La solidarité anime nombre de nos histoires
Combien d’exemples, encore plus édifiants que celui qui vient maintenant, ont pu nous impressionner au cours des âges, et nous mettre sur le chemin de la plus radicale des solidarités !
Kruger Park est une vaste réserve de vie sauvage qui se trouve dans l’est du Transvaal, à la frontière avec le Mozambique. Lions et buffles y vivent tranquillement, les uns mangeant les autres comme c’est la tradition depuis des centaines de milliers d’années. Mais un jour, il se passa quelque chose qui mit en émoi une bande de touristes en visite dans le parc sans penser à mal, et qui les transforma en rebelles dignes du Front de Gauche, prêts à bouffer du lion à la première occasion. Voici ce qui se passa.

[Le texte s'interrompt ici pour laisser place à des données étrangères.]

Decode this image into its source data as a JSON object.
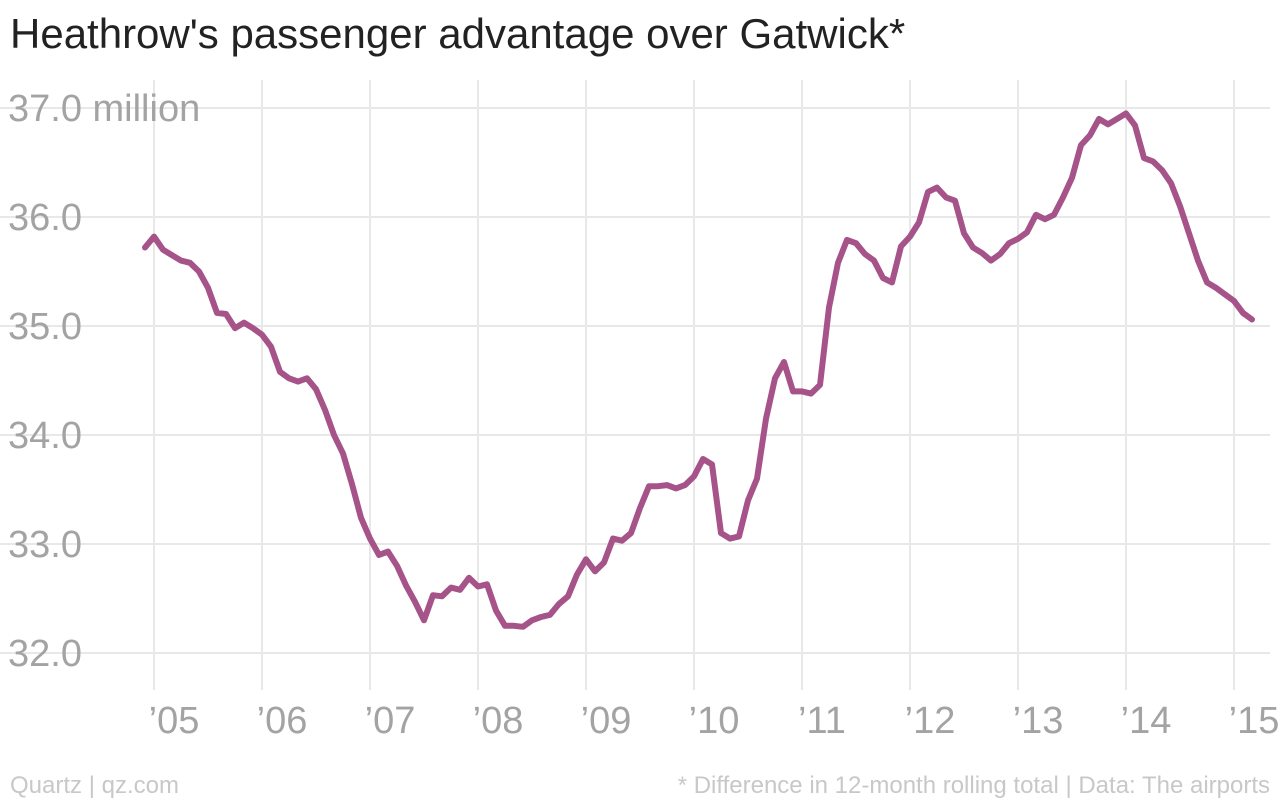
{
  "title": "Heathrow's passenger advantage over Gatwick*",
  "footer": {
    "left": "Quartz | qz.com",
    "right": "* Difference in 12-month rolling total | Data: The airports"
  },
  "colors": {
    "line": "#a55389",
    "grid": "#e8e8e8",
    "tick_text": "#a3a3a3"
  },
  "chart_data": {
    "type": "line",
    "title": "Heathrow's passenger advantage over Gatwick*",
    "ylim": [
      32.0,
      37.0
    ],
    "xlim": [
      2004.92,
      2015.25
    ],
    "grid": true,
    "yticks": [
      {
        "value": 37.0,
        "label": "37.0 million"
      },
      {
        "value": 36.0,
        "label": "36.0"
      },
      {
        "value": 35.0,
        "label": "35.0"
      },
      {
        "value": 34.0,
        "label": "34.0"
      },
      {
        "value": 33.0,
        "label": "33.0"
      },
      {
        "value": 32.0,
        "label": "32.0"
      }
    ],
    "xticks": [
      {
        "value": 2005,
        "label": "’05"
      },
      {
        "value": 2006,
        "label": "’06"
      },
      {
        "value": 2007,
        "label": "’07"
      },
      {
        "value": 2008,
        "label": "’08"
      },
      {
        "value": 2009,
        "label": "’09"
      },
      {
        "value": 2010,
        "label": "’10"
      },
      {
        "value": 2011,
        "label": "’11"
      },
      {
        "value": 2012,
        "label": "’12"
      },
      {
        "value": 2013,
        "label": "’13"
      },
      {
        "value": 2014,
        "label": "’14"
      },
      {
        "value": 2015,
        "label": "’15"
      }
    ],
    "series": [
      {
        "x": [
          2004.917,
          2005.0,
          2005.083,
          2005.167,
          2005.25,
          2005.333,
          2005.417,
          2005.5,
          2005.583,
          2005.667,
          2005.75,
          2005.833,
          2005.917,
          2006.0,
          2006.083,
          2006.167,
          2006.25,
          2006.333,
          2006.417,
          2006.5,
          2006.583,
          2006.667,
          2006.75,
          2006.833,
          2006.917,
          2007.0,
          2007.083,
          2007.167,
          2007.25,
          2007.333,
          2007.417,
          2007.5,
          2007.583,
          2007.667,
          2007.75,
          2007.833,
          2007.917,
          2008.0,
          2008.083,
          2008.167,
          2008.25,
          2008.333,
          2008.417,
          2008.5,
          2008.583,
          2008.667,
          2008.75,
          2008.833,
          2008.917,
          2009.0,
          2009.083,
          2009.167,
          2009.25,
          2009.333,
          2009.417,
          2009.5,
          2009.583,
          2009.667,
          2009.75,
          2009.833,
          2009.917,
          2010.0,
          2010.083,
          2010.167,
          2010.25,
          2010.333,
          2010.417,
          2010.5,
          2010.583,
          2010.667,
          2010.75,
          2010.833,
          2010.917,
          2011.0,
          2011.083,
          2011.167,
          2011.25,
          2011.333,
          2011.417,
          2011.5,
          2011.583,
          2011.667,
          2011.75,
          2011.833,
          2011.917,
          2012.0,
          2012.083,
          2012.167,
          2012.25,
          2012.333,
          2012.417,
          2012.5,
          2012.583,
          2012.667,
          2012.75,
          2012.833,
          2012.917,
          2013.0,
          2013.083,
          2013.167,
          2013.25,
          2013.333,
          2013.417,
          2013.5,
          2013.583,
          2013.667,
          2013.75,
          2013.833,
          2013.917,
          2014.0,
          2014.083,
          2014.167,
          2014.25,
          2014.333,
          2014.417,
          2014.5,
          2014.583,
          2014.667,
          2014.75,
          2014.833,
          2014.917,
          2015.0,
          2015.083,
          2015.167
        ],
        "values": [
          35.72,
          35.82,
          35.7,
          35.65,
          35.6,
          35.58,
          35.5,
          35.35,
          35.12,
          35.11,
          34.98,
          35.03,
          34.98,
          34.92,
          34.81,
          34.58,
          34.52,
          34.49,
          34.52,
          34.42,
          34.23,
          34.0,
          33.83,
          33.55,
          33.24,
          33.05,
          32.9,
          32.93,
          32.8,
          32.62,
          32.47,
          32.3,
          32.53,
          32.52,
          32.6,
          32.58,
          32.69,
          32.61,
          32.63,
          32.39,
          32.25,
          32.25,
          32.24,
          32.3,
          32.33,
          32.35,
          32.45,
          32.52,
          32.72,
          32.86,
          32.75,
          32.83,
          33.05,
          33.03,
          33.1,
          33.33,
          33.53,
          33.53,
          33.54,
          33.51,
          33.54,
          33.62,
          33.78,
          33.73,
          33.1,
          33.05,
          33.07,
          33.4,
          33.6,
          34.15,
          34.52,
          34.67,
          34.4,
          34.4,
          34.38,
          34.46,
          35.17,
          35.58,
          35.79,
          35.76,
          35.66,
          35.6,
          35.44,
          35.4,
          35.73,
          35.82,
          35.95,
          36.23,
          36.27,
          36.18,
          36.15,
          35.85,
          35.72,
          35.67,
          35.6,
          35.66,
          35.76,
          35.8,
          35.86,
          36.02,
          35.98,
          36.02,
          36.18,
          36.36,
          36.66,
          36.75,
          36.9,
          36.85,
          36.9,
          36.95,
          36.84,
          36.54,
          36.51,
          36.43,
          36.31,
          36.1,
          35.85,
          35.6,
          35.4,
          35.35,
          35.29,
          35.23,
          35.12,
          35.06
        ]
      }
    ]
  }
}
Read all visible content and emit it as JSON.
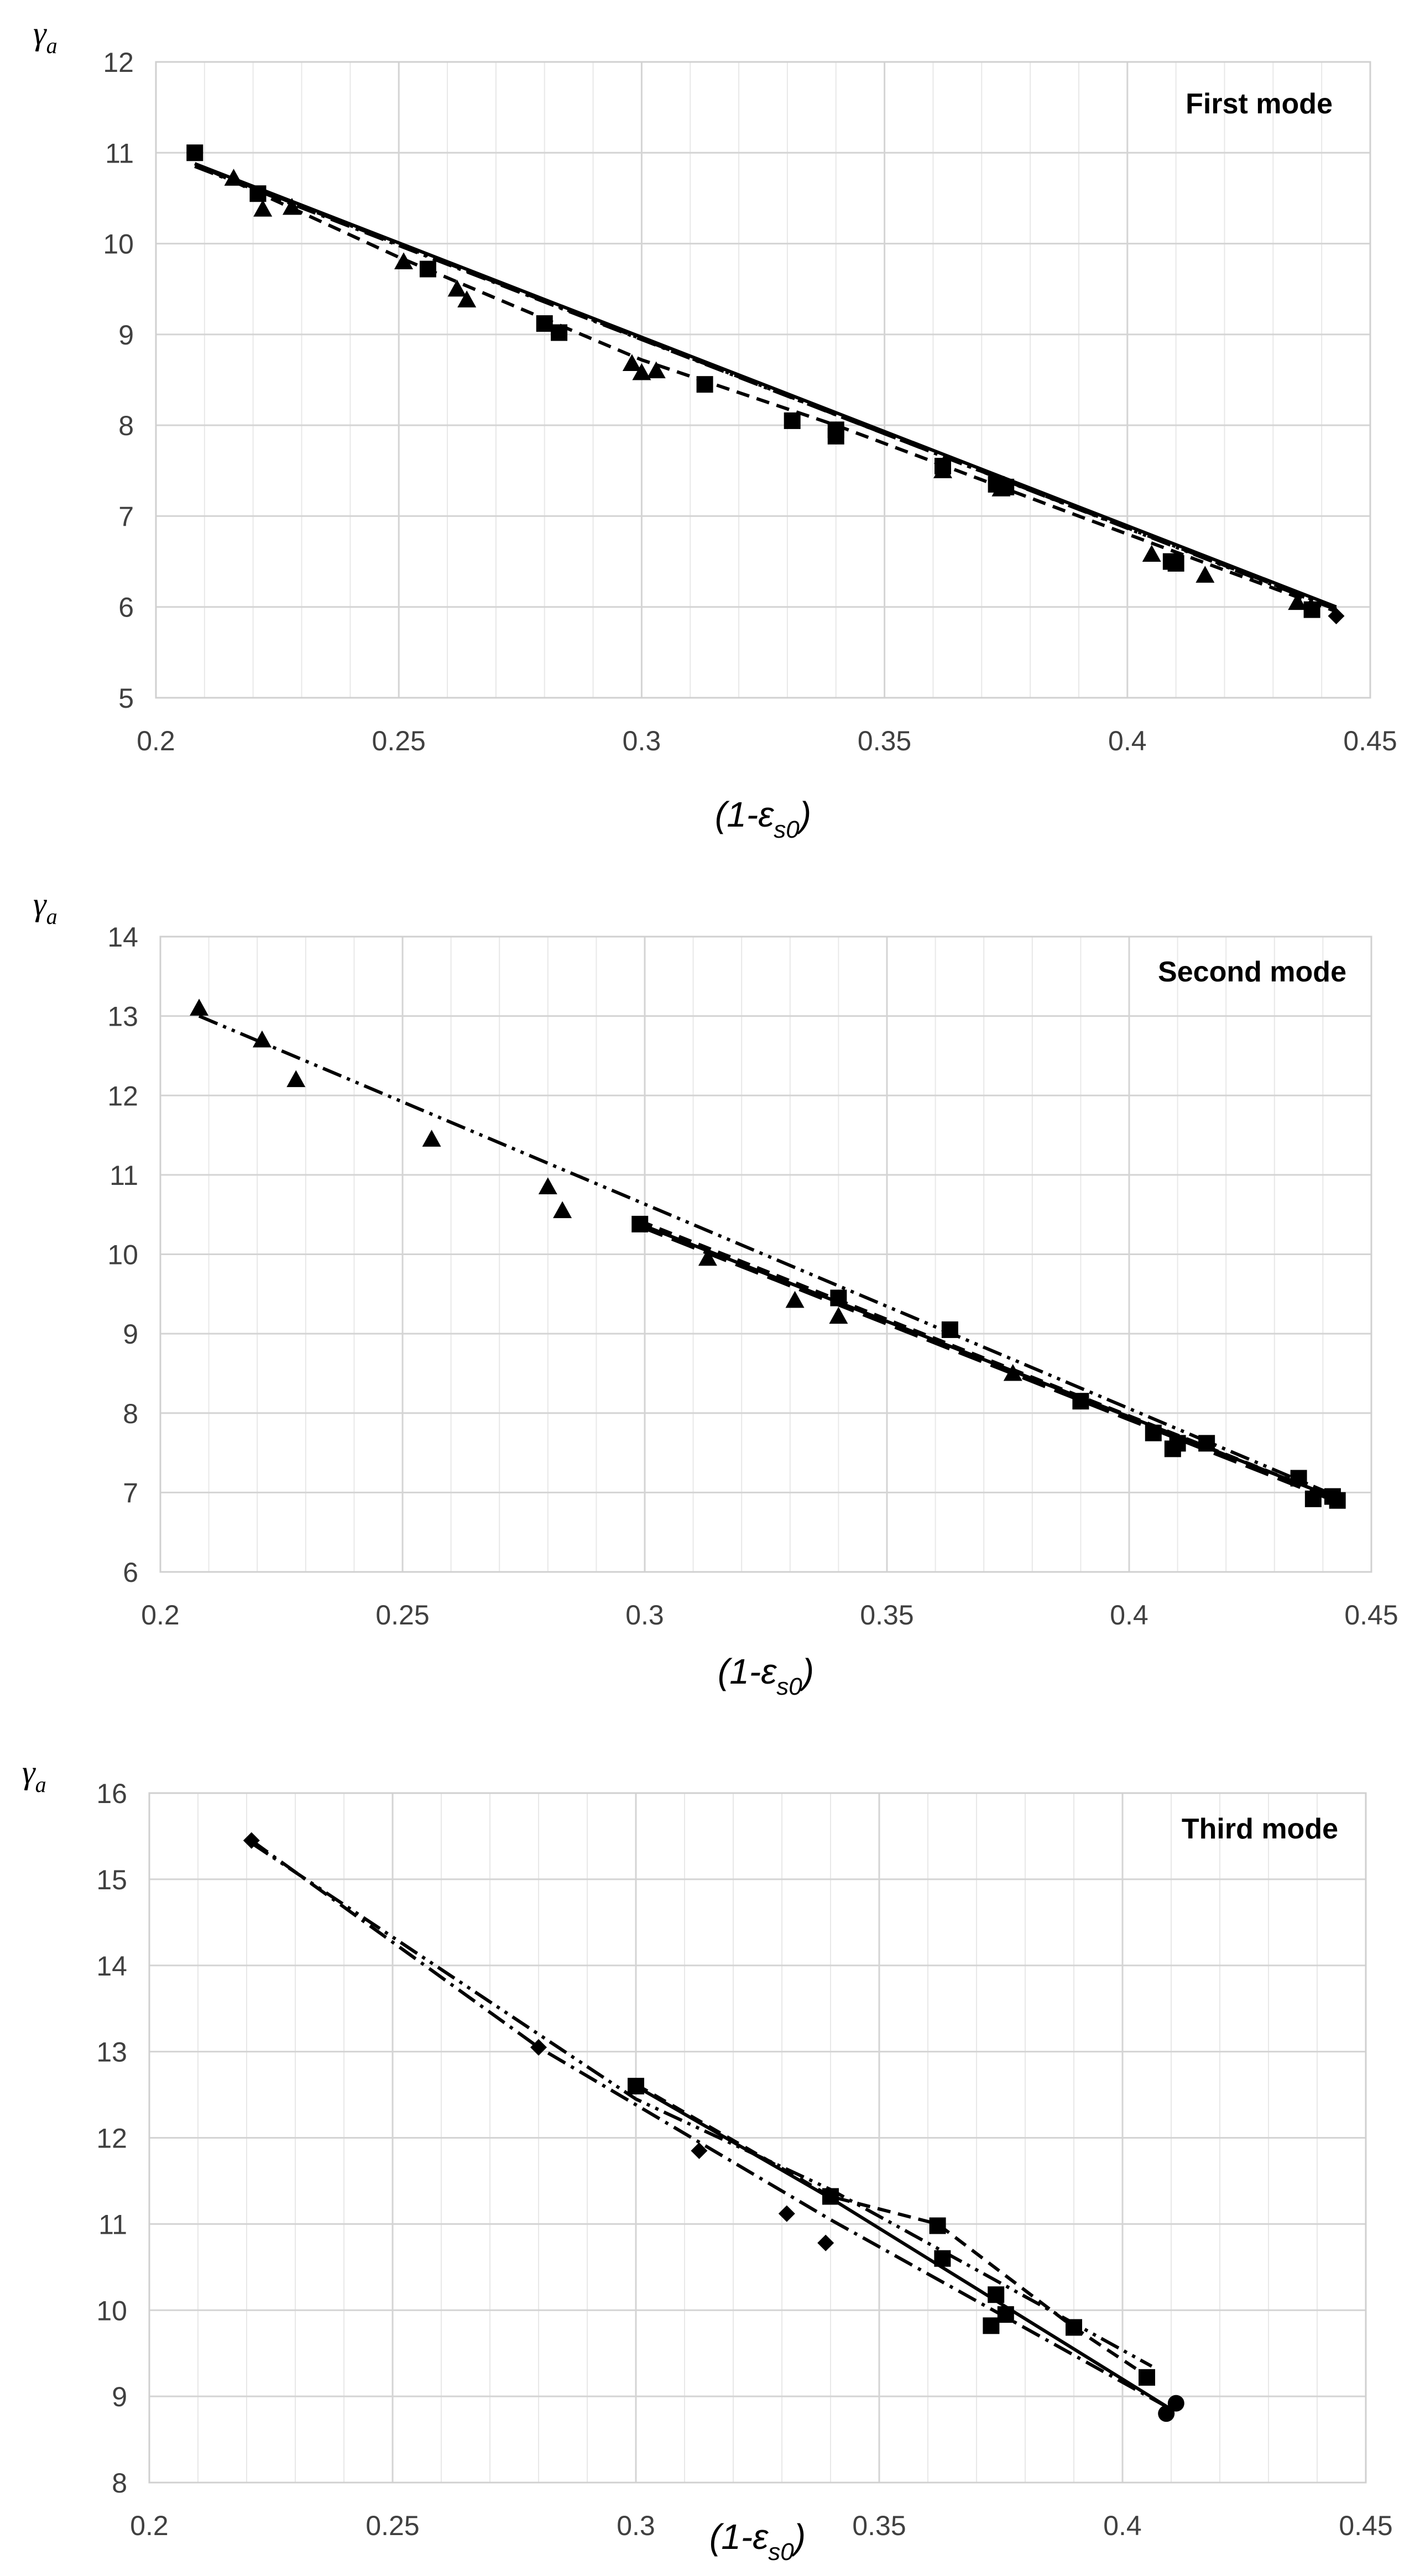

Un troupeau de buffles longeait paisiblement la berge d’un lac quand le grand mâle de tête détecta une menace tapie dans les herbes devant lui. Il s’avança, suivi de quelques membres de son clan, en direction du danger. C’étaient des lions, rampant aplatis, jaunes sur l’herbe jaune, et qui n’avaient d’yeux que pour cette viande qui venait à eux. Le grand mâle demanda le passage ; les lions répondirent en se jetant sur le groupe, qui détala.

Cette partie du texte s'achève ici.